Tricky place, 21st century Earth. I strongly suspect many people find the zombie apocalypse fascinating because they want to simplify their lives, not because they want the excitement and adventure that comes with a world of the walking dead. Simplify, our minds whisper. Stories of post-apocalyptic survival may appeal because the immediacy implied in that grim scenario blocks out before and after pictures. Our pasts are often the reason we prefer to escape our present and future.
If you never revisit the past, and your past and present seem fine, perhaps it’s hot chocolate time? I’ll suggest adding coffee ice cream to this version. A coffee milkshake instead? This post is not for you.

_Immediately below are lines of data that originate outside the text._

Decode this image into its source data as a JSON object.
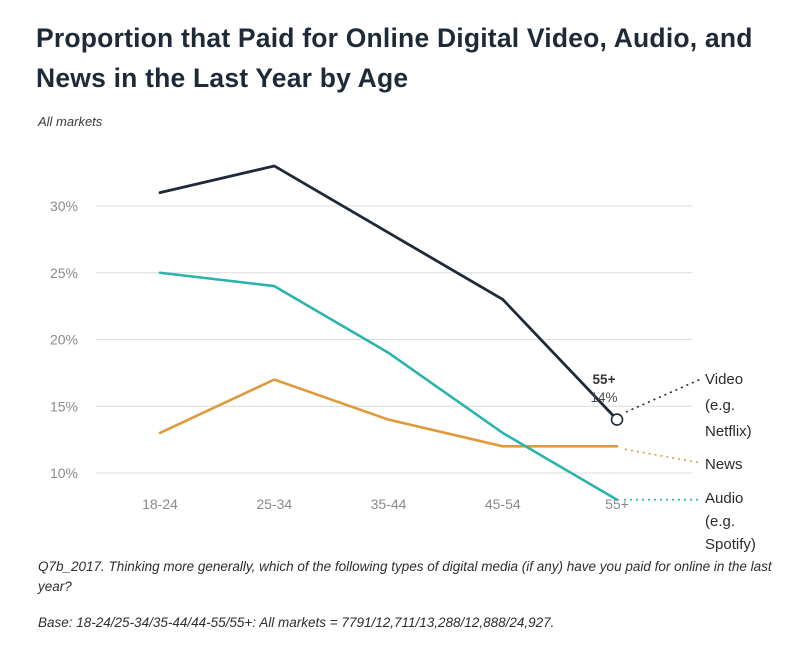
{
  "chart_data": {
    "type": "line",
    "title": "Proportion that Paid for Online Digital Video, Audio, and News in the Last Year by Age",
    "subtitle": "All markets",
    "categories": [
      "18-24",
      "25-34",
      "35-44",
      "45-54",
      "55+"
    ],
    "series": [
      {
        "name": "Video (e.g. Netflix)",
        "color": "#1f2a38",
        "values": [
          31,
          33,
          28,
          23,
          14
        ],
        "endpoint_marker": true
      },
      {
        "name": "Audio (e.g. Spotify)",
        "color": "#2bb3ae",
        "values": [
          25,
          24,
          19,
          13,
          8
        ]
      },
      {
        "name": "News",
        "color": "#e09a3c",
        "values": [
          13,
          17,
          14,
          12,
          12
        ]
      }
    ],
    "yticks": [
      10,
      15,
      20,
      25,
      30
    ],
    "ytick_labels": [
      "10%",
      "15%",
      "20%",
      "25%",
      "30%"
    ],
    "ylim": [
      7,
      34
    ],
    "grid": true,
    "grid_color": "#dcdcdc",
    "tick_color": "#8a8a8a",
    "legend_position": "right",
    "annotation": {
      "series": "Video (e.g. Netflix)",
      "category": "55+",
      "label": "55+",
      "value_label": "14%",
      "value": 14
    }
  },
  "footnotes": {
    "question": "Q7b_2017. Thinking more generally, which of the following types of digital media (if any) have you paid for online in the last year?",
    "base": "Base: 18-24/25-34/35-44/44-55/55+: All markets = 7791/12,711/13,288/12,888/24,927."
  },
  "colors": {
    "title_text": "#1f2a38",
    "footnote_text": "#2e2e2e",
    "background": "#ffffff"
  }
}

But if the past comes at you sometimes, fists raised, here’s a place to start: Wade out of the muck. Visualize the person you needed when you were younger — your dad, your mom, your grandpa, your teacher. You can channel that invisible person. Then address the issues with your invisible friend, family member or authority figure. You know what you felt was missing when you were younger, right? Ask what was going on back then that led to your troubles. Then listen to the answers.
Maybe you will find your gremlin had the best of intentions. Maybe you won’t. Leave yourself open to the possibility the gremlin will say, “What? I never noticed.” But try to get inside your Gremlin’s head. Slap him or her up the side of the head if that helps. One good thing about invisible Gremlins, they never put up much of a fight. They tend not to come up with self-serving excuses, either.
You probably already know your answers, even if you have never articulated them. Here are your invisible-people goals:
Remember who you were.
Be who you wanted to be.
In general, unfuck yourself.
I apologize for the language, but I can’t find a clearer two words to capture this idea.